Вдруг он встряхнул головой, прогоняя с глаз долой застившую их мечтательным облачком туманную дымку, очнулся от грёз и говорит вполголоса, разве что не шепчет.

Генерал: Ты, брат, меня не грузи всеми этими своими заумными терминами. Будь проще…

Генерал: Да. Да. Да. Ничего? Вообще ничего?! А мыши?

Генерал: Нет, говоришь, мышей? Странно. Может, кошка?

Генерал: Ну да, в самом деле. Откуда ж здесь приблудиться кошке?! Хм… А что с шерстью, которую я сдал на анализ?

Генерал: Ага. Теплее. Если не шерсть, то что…

Генерал: Вот-вот-вот. Это уже интересно… Хм, чем интересно, спрашиваешь? Да тем и интересно, что не три шерстинки из корня, а одна – всего-навсего одна волосина. Вот так-то…

Генерал: Ладно, сейчас сам буду.

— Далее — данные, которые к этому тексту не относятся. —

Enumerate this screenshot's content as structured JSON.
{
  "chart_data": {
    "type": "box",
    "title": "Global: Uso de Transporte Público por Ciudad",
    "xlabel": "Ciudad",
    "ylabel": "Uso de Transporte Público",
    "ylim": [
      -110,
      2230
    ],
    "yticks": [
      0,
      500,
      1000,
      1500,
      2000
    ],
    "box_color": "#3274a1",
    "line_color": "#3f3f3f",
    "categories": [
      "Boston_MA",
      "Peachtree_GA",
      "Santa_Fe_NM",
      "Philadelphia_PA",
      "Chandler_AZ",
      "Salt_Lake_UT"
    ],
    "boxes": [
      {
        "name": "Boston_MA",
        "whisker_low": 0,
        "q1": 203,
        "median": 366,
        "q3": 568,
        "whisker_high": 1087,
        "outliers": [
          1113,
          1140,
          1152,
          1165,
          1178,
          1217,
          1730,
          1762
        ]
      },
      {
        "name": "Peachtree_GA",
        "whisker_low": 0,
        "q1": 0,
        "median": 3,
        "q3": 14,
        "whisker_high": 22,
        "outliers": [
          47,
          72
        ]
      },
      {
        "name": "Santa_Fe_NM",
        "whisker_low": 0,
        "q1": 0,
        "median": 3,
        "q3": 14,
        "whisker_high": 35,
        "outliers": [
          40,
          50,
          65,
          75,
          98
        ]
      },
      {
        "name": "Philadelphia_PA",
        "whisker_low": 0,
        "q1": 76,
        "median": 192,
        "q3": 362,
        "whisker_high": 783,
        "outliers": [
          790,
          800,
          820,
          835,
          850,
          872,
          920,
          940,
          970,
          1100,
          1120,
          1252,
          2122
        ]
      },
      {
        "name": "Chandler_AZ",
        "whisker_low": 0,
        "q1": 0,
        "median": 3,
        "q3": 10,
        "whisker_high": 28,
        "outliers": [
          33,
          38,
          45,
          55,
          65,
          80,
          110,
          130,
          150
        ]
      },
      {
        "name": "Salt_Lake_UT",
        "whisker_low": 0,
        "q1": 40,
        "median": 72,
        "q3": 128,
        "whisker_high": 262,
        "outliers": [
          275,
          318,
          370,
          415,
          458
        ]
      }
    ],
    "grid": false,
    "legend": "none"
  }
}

Я спущусь к тебе – там, внизу, и потолкуем по душам. Да-да, кладу трубочку и спускаюсь в твоё полуподвальное царство. Встречай!

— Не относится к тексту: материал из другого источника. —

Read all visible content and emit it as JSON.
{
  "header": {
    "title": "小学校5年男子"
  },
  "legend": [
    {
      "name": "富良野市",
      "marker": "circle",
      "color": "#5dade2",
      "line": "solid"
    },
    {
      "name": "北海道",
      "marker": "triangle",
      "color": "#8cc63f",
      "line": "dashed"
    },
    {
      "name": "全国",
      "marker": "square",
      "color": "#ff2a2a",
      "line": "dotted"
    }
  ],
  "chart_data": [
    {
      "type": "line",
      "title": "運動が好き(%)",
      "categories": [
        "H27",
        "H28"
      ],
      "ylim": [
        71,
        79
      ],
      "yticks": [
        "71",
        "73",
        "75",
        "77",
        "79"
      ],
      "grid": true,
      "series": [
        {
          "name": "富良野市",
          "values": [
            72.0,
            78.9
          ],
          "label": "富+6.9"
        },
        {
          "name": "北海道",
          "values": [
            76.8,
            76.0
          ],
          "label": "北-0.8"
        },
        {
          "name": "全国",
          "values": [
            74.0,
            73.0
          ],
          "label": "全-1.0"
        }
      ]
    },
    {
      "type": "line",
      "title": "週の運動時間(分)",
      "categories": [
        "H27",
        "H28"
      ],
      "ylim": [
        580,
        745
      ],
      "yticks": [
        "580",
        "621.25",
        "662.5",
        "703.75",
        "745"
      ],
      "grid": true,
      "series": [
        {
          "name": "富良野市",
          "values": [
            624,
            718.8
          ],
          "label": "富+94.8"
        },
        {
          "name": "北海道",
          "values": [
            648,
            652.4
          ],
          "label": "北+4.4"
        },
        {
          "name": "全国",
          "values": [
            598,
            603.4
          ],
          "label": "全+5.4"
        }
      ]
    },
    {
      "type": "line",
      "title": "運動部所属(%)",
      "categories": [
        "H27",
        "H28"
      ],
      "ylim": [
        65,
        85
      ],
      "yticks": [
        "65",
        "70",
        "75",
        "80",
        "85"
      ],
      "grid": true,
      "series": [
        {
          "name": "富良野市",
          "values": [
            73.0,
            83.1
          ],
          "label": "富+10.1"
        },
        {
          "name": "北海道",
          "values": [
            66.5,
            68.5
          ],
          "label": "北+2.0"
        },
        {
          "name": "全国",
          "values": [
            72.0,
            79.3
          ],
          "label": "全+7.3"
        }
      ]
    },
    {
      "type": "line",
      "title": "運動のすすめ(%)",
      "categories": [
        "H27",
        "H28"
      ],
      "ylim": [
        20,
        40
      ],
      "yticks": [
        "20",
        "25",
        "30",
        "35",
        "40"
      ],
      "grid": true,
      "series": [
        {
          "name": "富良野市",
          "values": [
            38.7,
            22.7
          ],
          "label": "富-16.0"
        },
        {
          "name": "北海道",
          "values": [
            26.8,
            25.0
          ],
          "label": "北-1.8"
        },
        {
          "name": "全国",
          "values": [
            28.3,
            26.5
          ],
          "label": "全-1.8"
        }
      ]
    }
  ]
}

Генерал опять прикладывается к коньяку и быстрым шагом направляется к выходу из кабинета, когда вдруг, словно спохватившись, замирает перед дверью, делает характерное движение рукой, чтобы высвободить запястье из-под манжета и глянуть на часы. Стоит в нерешительности, глядя на циферблат часов едва не с четверть минуты, затем машет в отчаянии рукой и качает неодобрительно головой из стороны в сторону. Тянется к ручке двери и… Дверь отворяется помимо его усилий. Навстречу ему – Жан. Кошачьей походкой.

Разговор короткий. На пороге кабинета.

Генерал: Ну и где тебя черти носят?! Сколько можно ждать!

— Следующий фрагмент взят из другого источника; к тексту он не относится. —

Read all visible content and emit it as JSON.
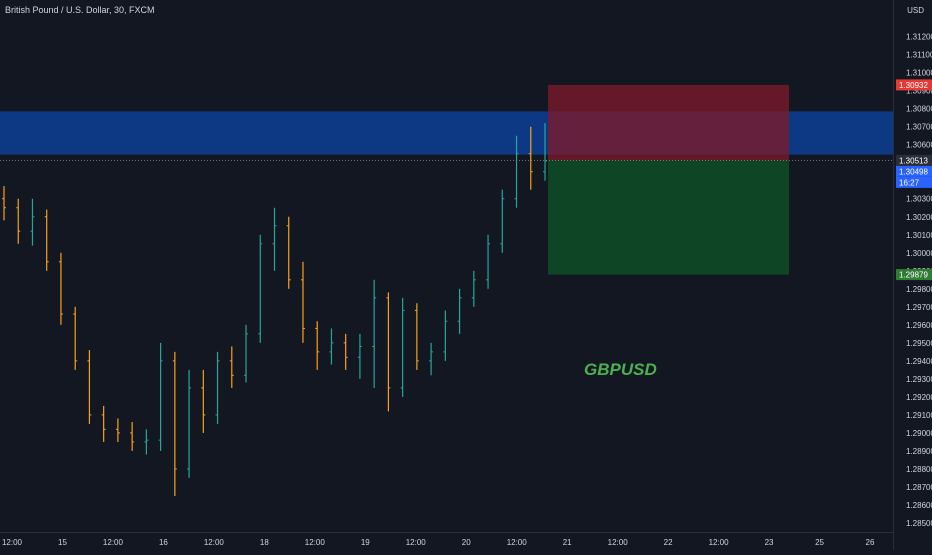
{
  "header": {
    "title": "British Pound / U.S. Dollar, 30, FXCM",
    "currency": "USD"
  },
  "colors": {
    "background": "#131722",
    "up": "#26a69a",
    "down": "#f7a21b",
    "zone": "#0d3b8a",
    "stop": "#7a1a2a",
    "target": "#0e4a25",
    "price_badge": "#2962ff",
    "stop_badge": "#e53935",
    "target_badge": "#2e7d32",
    "annotation": "#4caf50"
  },
  "chart_data": {
    "type": "candlestick",
    "ylim": [
      1.2845,
      1.3137
    ],
    "y_ticks": [
      "1.31200",
      "1.31100",
      "1.31000",
      "1.30900",
      "1.30800",
      "1.30700",
      "1.30600",
      "1.30500",
      "1.30400",
      "1.30300",
      "1.30200",
      "1.30100",
      "1.30000",
      "1.29900",
      "1.29800",
      "1.29700",
      "1.29600",
      "1.29500",
      "1.29400",
      "1.29300",
      "1.29200",
      "1.29100",
      "1.29000",
      "1.28900",
      "1.28800",
      "1.28700",
      "1.28600",
      "1.28500"
    ],
    "x_ticks": [
      "12:00",
      "15",
      "12:00",
      "16",
      "12:00",
      "18",
      "12:00",
      "19",
      "12:00",
      "20",
      "12:00",
      "21",
      "12:00",
      "22",
      "12:00",
      "23",
      "25",
      "26"
    ],
    "resistance_zone": [
      1.30545,
      1.30785
    ],
    "position": {
      "side": "short",
      "entry": 1.30513,
      "stop": 1.30932,
      "target": 1.29879
    },
    "badges": {
      "last_price": "1.30513",
      "bid": "1.30498",
      "countdown": "16:27",
      "stop": "1.30932",
      "target": "1.29879"
    },
    "annotation": "GBPUSD",
    "series": [
      {
        "time_pos": 0.0,
        "o": 1.303,
        "h": 1.3037,
        "l": 1.3018,
        "c": 1.3025
      },
      {
        "time_pos": 0.02,
        "o": 1.3025,
        "h": 1.303,
        "l": 1.3005,
        "c": 1.3012
      },
      {
        "time_pos": 0.04,
        "o": 1.3012,
        "h": 1.303,
        "l": 1.3004,
        "c": 1.302
      },
      {
        "time_pos": 0.06,
        "o": 1.302,
        "h": 1.3024,
        "l": 1.299,
        "c": 1.2995
      },
      {
        "time_pos": 0.08,
        "o": 1.2995,
        "h": 1.3,
        "l": 1.296,
        "c": 1.2966
      },
      {
        "time_pos": 0.1,
        "o": 1.2966,
        "h": 1.297,
        "l": 1.2935,
        "c": 1.294
      },
      {
        "time_pos": 0.12,
        "o": 1.294,
        "h": 1.2946,
        "l": 1.2905,
        "c": 1.291
      },
      {
        "time_pos": 0.14,
        "o": 1.291,
        "h": 1.2915,
        "l": 1.2895,
        "c": 1.2902
      },
      {
        "time_pos": 0.16,
        "o": 1.2902,
        "h": 1.2908,
        "l": 1.2895,
        "c": 1.29
      },
      {
        "time_pos": 0.18,
        "o": 1.29,
        "h": 1.2906,
        "l": 1.289,
        "c": 1.2895
      },
      {
        "time_pos": 0.2,
        "o": 1.2895,
        "h": 1.2902,
        "l": 1.2888,
        "c": 1.2896
      },
      {
        "time_pos": 0.22,
        "o": 1.2896,
        "h": 1.295,
        "l": 1.289,
        "c": 1.294
      },
      {
        "time_pos": 0.24,
        "o": 1.294,
        "h": 1.2945,
        "l": 1.2865,
        "c": 1.288
      },
      {
        "time_pos": 0.26,
        "o": 1.288,
        "h": 1.2935,
        "l": 1.2875,
        "c": 1.2925
      },
      {
        "time_pos": 0.28,
        "o": 1.2925,
        "h": 1.2935,
        "l": 1.29,
        "c": 1.291
      },
      {
        "time_pos": 0.3,
        "o": 1.291,
        "h": 1.2945,
        "l": 1.2905,
        "c": 1.294
      },
      {
        "time_pos": 0.32,
        "o": 1.294,
        "h": 1.2948,
        "l": 1.2925,
        "c": 1.2932
      },
      {
        "time_pos": 0.34,
        "o": 1.2932,
        "h": 1.296,
        "l": 1.2928,
        "c": 1.2955
      },
      {
        "time_pos": 0.36,
        "o": 1.2955,
        "h": 1.301,
        "l": 1.295,
        "c": 1.3005
      },
      {
        "time_pos": 0.38,
        "o": 1.3005,
        "h": 1.3025,
        "l": 1.299,
        "c": 1.3015
      },
      {
        "time_pos": 0.4,
        "o": 1.3015,
        "h": 1.302,
        "l": 1.298,
        "c": 1.2985
      },
      {
        "time_pos": 0.42,
        "o": 1.2985,
        "h": 1.2995,
        "l": 1.295,
        "c": 1.2958
      },
      {
        "time_pos": 0.44,
        "o": 1.2958,
        "h": 1.2962,
        "l": 1.2935,
        "c": 1.2945
      },
      {
        "time_pos": 0.46,
        "o": 1.2945,
        "h": 1.2958,
        "l": 1.2938,
        "c": 1.295
      },
      {
        "time_pos": 0.48,
        "o": 1.295,
        "h": 1.2955,
        "l": 1.2935,
        "c": 1.2942
      },
      {
        "time_pos": 0.5,
        "o": 1.2942,
        "h": 1.2955,
        "l": 1.293,
        "c": 1.2948
      },
      {
        "time_pos": 0.52,
        "o": 1.2948,
        "h": 1.2985,
        "l": 1.2925,
        "c": 1.2975
      },
      {
        "time_pos": 0.54,
        "o": 1.2975,
        "h": 1.2978,
        "l": 1.2912,
        "c": 1.2925
      },
      {
        "time_pos": 0.56,
        "o": 1.2925,
        "h": 1.2975,
        "l": 1.292,
        "c": 1.2968
      },
      {
        "time_pos": 0.58,
        "o": 1.2968,
        "h": 1.2972,
        "l": 1.2935,
        "c": 1.294
      },
      {
        "time_pos": 0.6,
        "o": 1.294,
        "h": 1.295,
        "l": 1.2932,
        "c": 1.2945
      },
      {
        "time_pos": 0.62,
        "o": 1.2945,
        "h": 1.2968,
        "l": 1.294,
        "c": 1.2962
      },
      {
        "time_pos": 0.64,
        "o": 1.2962,
        "h": 1.298,
        "l": 1.2955,
        "c": 1.2975
      },
      {
        "time_pos": 0.66,
        "o": 1.2975,
        "h": 1.299,
        "l": 1.297,
        "c": 1.2985
      },
      {
        "time_pos": 0.68,
        "o": 1.2985,
        "h": 1.301,
        "l": 1.298,
        "c": 1.3005
      },
      {
        "time_pos": 0.7,
        "o": 1.3005,
        "h": 1.3035,
        "l": 1.3,
        "c": 1.303
      },
      {
        "time_pos": 0.72,
        "o": 1.303,
        "h": 1.3065,
        "l": 1.3025,
        "c": 1.3055
      },
      {
        "time_pos": 0.74,
        "o": 1.3055,
        "h": 1.307,
        "l": 1.3035,
        "c": 1.3045
      },
      {
        "time_pos": 0.76,
        "o": 1.3045,
        "h": 1.3072,
        "l": 1.304,
        "c": 1.3051
      }
    ]
  }
}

Жан: Да я… у меня, товарищ генерал, одна нога там – другая здесь. Я что?

Генерал: А ничего! Посмотрите только на этого красавца, а?! Поразбрасывал ноги – туда, сюда, ещё хрен знает куда… А самого не дождёшься.

Жан: Нет, ну я…

Генерал: Ладно, слушай. Задание ответственное и сложное. И рассусоливать тут некогда. Твоя задача быть впереди на шаг, а то и два.

Жан: Впереди кого?

Генерал: Того, на кого идёт охота.

Жан: А на кого идёт охота?

Генерал: В том-то и дело, что точно пока неизвестно, понятно? Поймаем за уши, как бабочку за крылья, отбреем – тогда и узнаем.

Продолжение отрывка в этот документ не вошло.